A ONG sul-africana African Centre for Biosafety (ACB) publicou no final de outubro o relatório intitulado “África coagida a produzir milho Bt defeituoso: o fracasso do milho MON810 da Monsanto na África do Sul” (na tradução livre do inglês). O documento mostra como o milho transgênico da Monsanto, que fracassou completamente na África do Sul, está agora sendo impingido no resto do continente.
(site 12ª Jornada de Agroecologia)
O milho MON810 é do tipo Bt, ou seja, foi modificado geneticamente para produzir toxinas capazes de matar lagartas que atacam as lavouras. Segundo o relatório, pesquisas independentes mostraram que a variedade, que é cultivada na África do Sul há 15 anos, já não “funciona” devido ao desenvolvimento massivo de resistência nas lagartas, o que levou à retirada do produto do mercado sul-africano.
O documento mostra que as estratégias para o manejo do desenvolvimento de resistência nos insetos foram baseadas no falso pressuposto de que a resistência ao MON810 era uma expressão genética recessiva, e não dominante. Em função dessa falsa suposição, a recomendação para evitar o desenvolvimento de resistência é que os agricultores plantem um refúgio de 5% de milho não Bt em suas lavouras, que não deve ser pulverizado com inseticidas, ou então 20% de milho não Bt que pode ser pulverizado.
Pesquisas recentes, entretanto, mostraram que a resistência ao Bt é uma característica dominante e que, de modo a evitar o rápido desenvolvimento de resistência em larga escala nas populações do inseto, os agricultores deveriam plantar mais de 50% de milho não Bt como refúgio, onde indivíduos não resistentes poderiam se reproduzir. Essa recomendação não é viável para os agricultores, o que chama a atenção para a insustentabilidade da tecnologia.
O milho Bt foi aprovado na África do Sul antes que as autoridades regulatórias estivessem capacitadas para avaliá-lo adequadamente. O necessário monitoramento do desenvolvimento de resistência nos insetos não foi realizado e os órgãos reguladores não fiscalizaram o cumprimento das recomendações para o manejo da resistência – que, de todo modo, já se mostraram ineficazes.
A Monsanto compensou os agricultores sul-africanos que tiveram mais de 10% de perda de colheita em função da resistência das lagartas – alguns tiveram perdas acima de 50% devido à infestação pelos insetos.
Não obstante o fracasso da tecnologia no país, a Monsanto está agora empurrando o mesmo milho transgênico para o resto do continente. Segundo o relatório do ACB, a empresa doou sua tecnologia MON810 sem a cobrança de royalties para o projeto “filantrópico” Water Efficient Maize for Africa – WEMA (Milho Eficiente no Uso da Água para a África), financiado pela Fundação Gates e pela própria Monsanto. O projeto está sendo lançado em Moçambique, no Quênia, em Uganda e na Tanzânia.
O WEMA foi durante alguns anos apresentado como um projeto beneficente, com o objetivo de disponibilizar variedades de milho tolerantes à seca para agricultores familiares pobres na África. Contudo, num passe de mágica e em absoluto silêncio, o projeto incluiu a tecnologia MON810.

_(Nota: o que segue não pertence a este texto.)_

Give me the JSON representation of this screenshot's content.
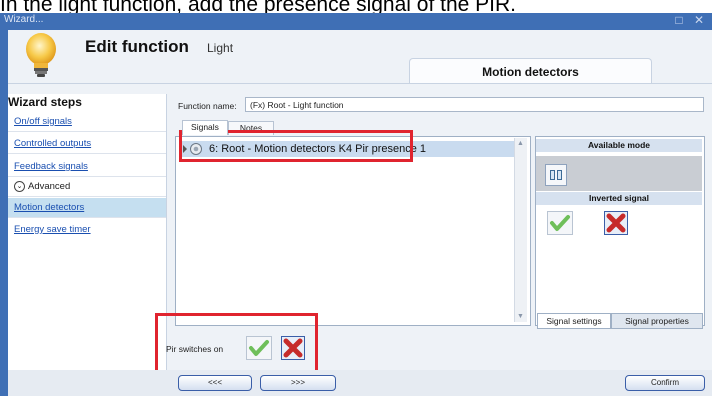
{
  "caption": "In the light function, add the presence signal of the PIR.",
  "window": {
    "title": "Wizard...",
    "controls": "□ ✕"
  },
  "header": {
    "title": "Edit function",
    "function_name": "Light",
    "tab_label": "Motion detectors"
  },
  "sidebar": {
    "title": "Wizard steps",
    "items": [
      {
        "label": "On/off signals"
      },
      {
        "label": "Controlled outputs"
      },
      {
        "label": "Feedback signals"
      },
      {
        "label": "Advanced"
      },
      {
        "label": "Motion detectors"
      },
      {
        "label": "Energy save timer"
      }
    ]
  },
  "form": {
    "function_name_label": "Function name:",
    "function_name_value": "(Fx) Root - Light function"
  },
  "tabs": [
    {
      "label": "Signals"
    },
    {
      "label": "Notes"
    }
  ],
  "signals": [
    {
      "label": "6: Root - Motion detectors K4 Pir presence 1"
    }
  ],
  "right_panel": {
    "available_mode_label": "Available mode",
    "inverted_signal_label": "Inverted signal",
    "tabs": [
      {
        "label": "Signal settings"
      },
      {
        "label": "Signal properties"
      }
    ]
  },
  "pir": {
    "label": "Pir switches on"
  },
  "footer": {
    "back_label": "<<<",
    "next_label": ">>>",
    "confirm_label": "Confirm"
  },
  "colors": {
    "titlebar": "#3f6fb5",
    "highlight_box": "#e0242f",
    "selected_row": "#c9dbef"
  }
}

Campos experimentais com o MON810 já estão plantados no Quênia e em Uganda. Em função do projeto, o governo moçambicano está agora mudando sua lei de biossegurança com o intuito de permitir o cultivo de lavouras transgênicas. O WEMA está ainda pressionando o governo da Tanzânia a mudar sua lei de biossegurança, que em sua forma atual tornaria a Monsanto responsável pelos danos que seus produtos provocassem.
O relatório do ACB ressalta ainda que a tecnologia MON810 foi também inserida em uma variedade local de milho do Egito chamada Ajeeb. Conforme o ACB, o “Ajeeb Yieldgard” foi patenteado pela Monsanto e aprovado para cultivo comercial no Egito através de um processo fraudulento, em desacordo com a lei nacional de biossegurança, e a despeito de o governo egípcio ter publicado um estudo independente, financiado com recursos públicos e revisado por pares, mostrando sérios riscos do MON810 para a saúde humana e animal.
O mais triste, conforme observa Haidee Swanby, autora do relatório, é o fato de que, enquanto as empresas de biotecnologia e as autoridades regulatórias fazem de tudo para disseminar o milho transgênico pelo continente, a máquina de relações públicas das empresas espalha o mito de que essas lavouras têm o objetivo de alimentar os pobres na África.